An aspect of property ownership that can understandably be confusing in Florida is how to handle easements. Two kinds of easements exist: implied and express. Whether a person has an implied or express easement, this means that he or she has a non-possessory, legally binding interest in the property of another individual. However, a lack of understanding of, or conflict involving, easements can easily lead to real estate litigation.
Here is an example of how an easement works: Perhaps people can get to a public beach only by going across somebody’s private property — for example, a driveway. In this situation, the property owner’s neighbors can legally trespass on the property to reach the beach. However, this must be done in a limited manner that is non-disruptive and non-possessory to the owner of the property.
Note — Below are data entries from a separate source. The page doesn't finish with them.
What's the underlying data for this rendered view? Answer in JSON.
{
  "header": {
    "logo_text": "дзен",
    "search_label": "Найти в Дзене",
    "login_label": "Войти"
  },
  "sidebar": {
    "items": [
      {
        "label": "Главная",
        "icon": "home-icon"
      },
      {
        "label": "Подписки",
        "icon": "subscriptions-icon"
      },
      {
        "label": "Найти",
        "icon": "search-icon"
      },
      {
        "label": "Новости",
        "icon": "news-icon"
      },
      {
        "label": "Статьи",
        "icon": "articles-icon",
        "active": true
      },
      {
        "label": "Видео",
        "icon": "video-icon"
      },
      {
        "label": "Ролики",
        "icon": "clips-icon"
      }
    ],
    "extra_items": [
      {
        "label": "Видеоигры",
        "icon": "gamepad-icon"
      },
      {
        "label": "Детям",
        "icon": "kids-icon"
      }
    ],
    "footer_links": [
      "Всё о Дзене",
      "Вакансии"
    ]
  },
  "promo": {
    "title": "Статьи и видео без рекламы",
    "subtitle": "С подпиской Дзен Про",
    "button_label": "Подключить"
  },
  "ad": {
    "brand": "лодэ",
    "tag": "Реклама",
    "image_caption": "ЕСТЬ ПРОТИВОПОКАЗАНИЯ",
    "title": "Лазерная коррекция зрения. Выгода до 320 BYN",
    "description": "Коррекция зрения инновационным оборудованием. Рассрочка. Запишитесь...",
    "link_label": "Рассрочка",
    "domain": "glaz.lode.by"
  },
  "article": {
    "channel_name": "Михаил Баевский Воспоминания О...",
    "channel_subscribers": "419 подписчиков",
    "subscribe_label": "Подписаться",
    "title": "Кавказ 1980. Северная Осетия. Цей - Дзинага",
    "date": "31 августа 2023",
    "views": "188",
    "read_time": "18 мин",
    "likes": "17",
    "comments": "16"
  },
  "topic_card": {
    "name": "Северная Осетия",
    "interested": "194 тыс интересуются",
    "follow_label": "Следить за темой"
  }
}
Express easements are created by wills or deeds. Therefore, they have to exist in writing. Meanwhile, implied easements exist when there are no written agreements or documents mentioning them. These kinds of easements generally apply to land parcels that were previously part of a bigger land parcel — for example, a lot spanning three acres that is divided into six parcels.
As a general rule of thumb, an easement is an excellent tool for accessing an area that would require encroachment otherwise. However, real estate litigation may result from easement conflicts that property owners and those who want to pass on their property cannot resolve on their own. A real estate attorney can provide either of these parties with the guidance they need to ensure that their easement-related rights are protected in Florida.